Water only for Cristiano Ronaldo ⛔ (via @EURO2020) https://t.co/XZBDoDnIZJ

The aforementioned Portuguese legend was seemingly quite displeased with the also legendary soft drink being placed in front of him at his press conference earlier this week. How dare they! Ronaldo knows his body and knows what should go into it, and apparently Coca-Cola doesn't make that list.

According to reports, the American company saw a $4 billion in stock-price drops soon after. Ronaldo's snub has since produced a number of follow-ups at pressers around the tournament. Paul Pogba's removal of a Heineken bottle (he's Muslim and doesn't drink) being one. Andriy Yarmolenko of Ukraine turned 180 degrees and was just as delightful as you might imagine:

Goal @goal

"I’m taking Coca-Cola, I'm taking Heineken. Get in touch with me!” 😅 @CocaCola, @Heineken, Andriy Yarmolenko wants to speak to you! 🤝 #EURO2020 | #UKR https://t.co/ma8hliC6Lg


Winners: The Fans

Let's end this by saying how amazing it is to have fans back. Some stadiums have full capacity or close to it, while others are much lower. Regardless of the number of bums in seats, the noise, the energy and the atmosphere across the continent has been outstanding and is a testament to the passion and spirit of the sport's lifeblood.

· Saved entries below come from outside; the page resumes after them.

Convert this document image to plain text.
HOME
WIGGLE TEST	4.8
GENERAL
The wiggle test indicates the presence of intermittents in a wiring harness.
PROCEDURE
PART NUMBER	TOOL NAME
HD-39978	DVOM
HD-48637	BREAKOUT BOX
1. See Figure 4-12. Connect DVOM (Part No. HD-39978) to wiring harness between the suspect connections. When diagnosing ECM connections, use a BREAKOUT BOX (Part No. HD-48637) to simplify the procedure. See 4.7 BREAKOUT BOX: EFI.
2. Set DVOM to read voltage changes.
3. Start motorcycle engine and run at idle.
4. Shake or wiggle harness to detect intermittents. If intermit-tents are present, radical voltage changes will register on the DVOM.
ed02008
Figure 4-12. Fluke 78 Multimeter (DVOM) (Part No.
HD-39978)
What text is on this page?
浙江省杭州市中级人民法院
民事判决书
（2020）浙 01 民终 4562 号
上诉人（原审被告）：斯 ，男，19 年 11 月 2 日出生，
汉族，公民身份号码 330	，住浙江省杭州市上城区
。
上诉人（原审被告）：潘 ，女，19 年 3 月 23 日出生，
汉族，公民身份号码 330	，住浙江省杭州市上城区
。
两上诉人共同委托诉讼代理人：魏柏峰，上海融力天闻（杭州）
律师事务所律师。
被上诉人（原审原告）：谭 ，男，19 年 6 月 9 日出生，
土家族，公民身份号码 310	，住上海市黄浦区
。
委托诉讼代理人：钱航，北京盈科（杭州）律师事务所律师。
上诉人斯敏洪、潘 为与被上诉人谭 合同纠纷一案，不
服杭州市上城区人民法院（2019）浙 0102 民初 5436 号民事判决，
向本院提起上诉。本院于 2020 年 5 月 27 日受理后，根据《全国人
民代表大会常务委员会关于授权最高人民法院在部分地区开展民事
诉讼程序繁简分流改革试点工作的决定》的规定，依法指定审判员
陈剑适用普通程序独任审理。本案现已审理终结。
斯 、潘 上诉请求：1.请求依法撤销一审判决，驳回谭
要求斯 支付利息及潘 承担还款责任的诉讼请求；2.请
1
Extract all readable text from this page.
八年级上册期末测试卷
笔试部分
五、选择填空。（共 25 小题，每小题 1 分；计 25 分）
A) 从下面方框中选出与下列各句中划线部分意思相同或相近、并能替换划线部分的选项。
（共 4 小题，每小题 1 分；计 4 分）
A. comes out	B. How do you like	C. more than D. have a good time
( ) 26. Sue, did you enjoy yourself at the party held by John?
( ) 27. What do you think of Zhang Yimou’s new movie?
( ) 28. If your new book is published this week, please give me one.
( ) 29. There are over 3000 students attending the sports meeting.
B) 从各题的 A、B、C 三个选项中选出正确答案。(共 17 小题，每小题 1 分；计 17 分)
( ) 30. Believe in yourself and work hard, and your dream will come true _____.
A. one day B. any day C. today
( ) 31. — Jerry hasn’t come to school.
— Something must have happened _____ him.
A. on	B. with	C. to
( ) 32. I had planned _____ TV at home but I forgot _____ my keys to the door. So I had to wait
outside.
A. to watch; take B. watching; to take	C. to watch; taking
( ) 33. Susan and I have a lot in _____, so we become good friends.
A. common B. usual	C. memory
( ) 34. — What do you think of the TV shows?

It's good to have you back in the stands.
It's good to have you back in the stands.Darko Bandic/Associated Press

They say you can't change your club, which is true. But you really can't change your national team, and there's something about big international tournaments that adds just a little bit more to fandom when experienced from the stands. The facepaint, the outfits, the coming together of local rivals. It's a sight to behold and without it, the game just hasn't been the same. Welcome back.